Workshop saved despite budget cuts
High school students learn life lessons with hands-on journalism experience
Published: Tuesday, July 10, 2012
Updated: Tuesday, July 10, 2012 15:07
For 28 years, the Urban Journalism Workshop at San Antonio College, known as UJW, has served high school students who aspired to make a career in journalism.
After last year’s workshop, the program was on the verge of closing because of budget cuts, but San Antonio College President Robert Zeigler dashed in at the 11th hour, promising to find funding.
“We found a way to make the workshop operational for this summer, and we’ll continue to do that,” Zeigler said. “This is too important not to continue to do it, and I think Dow Jones (News Fund) probably made the same decision.”
The Urban Journalism Workshop, which debuted in 1985 with a seed grant from the Dow Jones News Fund, has worked with hundreds of high school students. Each year, with access to professional journalists, college students and journalism faculty, a small group of high school journalists from San Antonio and the surrounding area have produced a newspaper in the course of the two-week boot camp.
Alma Linda Manzanares, who attended the workshop in 2009, is now editor of the San Antonio College newspaper, The Ranger.
“I don’t think I’d be editor of The Ranger without attending the workshop,” Manzanares said. “You have a newspaper, which you finish in two weeks. It’s a really great experience overall.”
As with most educational and enrichment programs, it takes money to fund activities. The workshop is free to participants, who are housed in area dormitories and fed three meals plus snacks each day for the 11 days of the workshop.
Rented vans transport students to interviews and social activities and Ranger editors and reporters serve as resident assistants in the dorms and assist in coaching the students through their assignments. The program also brings newspaper professionals and university professors in as faculty.
Zeigler said he understands the program’s funding needs.

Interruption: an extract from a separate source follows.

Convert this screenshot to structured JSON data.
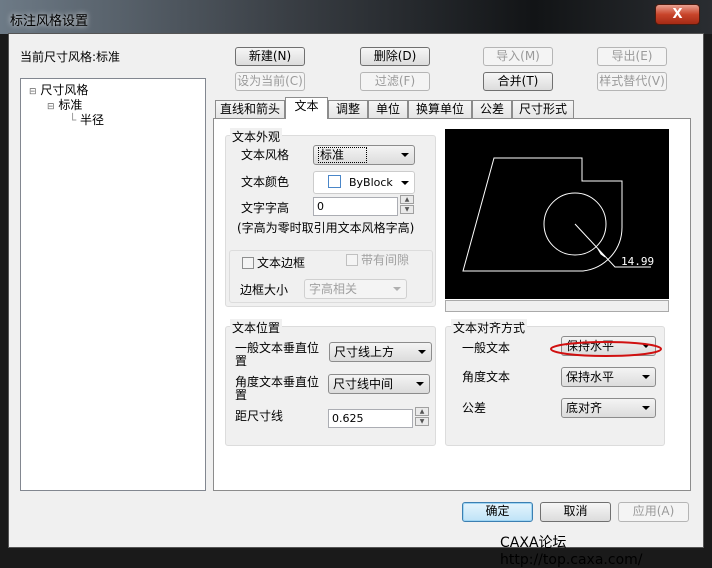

“We feel that it’s important … there’s money, but you’ve got to look to where it’s significant and put your money there, and that’s what we decided to do,” Zeigler said.
In the case of UJW, money is received from the Dow Jones Newspaper Fund where, in 1984, Professors W.B. Daugherty and Chet Hunt originally submitted a proposal for a SAC sponsored workshop. The SAC UJW is one of 26 high school workshops supported by Dow Jones this year.
Many other organizations, publications and companies also contribute to UJW and have continued to do so for the past 28 years.
“We’re going to run the workshop,” Zeigler said. “We’re proud of the workshop and we’ll keep doing it and I’m delighted that we’re finding ways to do that.”
The Dow Jones rules require each student to write a bylined story. The highlights of the program for many students were a trip to the San Antonio Express-News to shadow reporters and working on their stories, which meant driving around the city, interviewing members of the community, business leaders, nonprofit volunteers and government officials and taking photographs.
UJW Director Irene Abrego served as a resident assistant for the first time in 1987 and in 1995, upon the death of department chair, Daugherty, became director. She has seen a lot of changes in 26 years.
“I feel a number of things have changed,” Abrego said. “The stories have more complexity and depth to them compared to the stories students were writing when I joined in 1987.”
For about four months before the 2011 workshop, plans for ending the program had been discussed by staff, many of whom can claim 25 years or 15 years with the workshop. They considered a variety of options, including eliminating the residence portion and shortening the program’s length. Ultimately, the staff came to a decision.
“It was incredibly sad,” Abrego said. “Support from the college had been cut for several years running. We also faced a cut in funding from the San Antonio Express-News three years ago. We felt we were making the right decision in ending the workshop.”
The Dow Jones Newspaper Fund provides the workshop with $4,000 and the San Antonio Express-News donates $8,000 plus in-kind donations, including the release of reporter Vincent Davis, opening the newsroom to allow students to shadow reporters, lunch with editors and the participation of numerous personnel throughout the course of the program.
Members of the daily newspaper’s photography staff coach students on photo assignments.
“This year, there was a added gift,” Abrego said. “The San Antonio Express-News gave us proceeds from its annual Fiesta medal auction.”
Everyone learns from the workshop, and it’s no different for those who are in charge.
“I believe everyone who participates in this workshop can develop a skill or talent that can help them in the future,” Abrego said. “There’s potential for the teens of San Antonio to truly succeed.”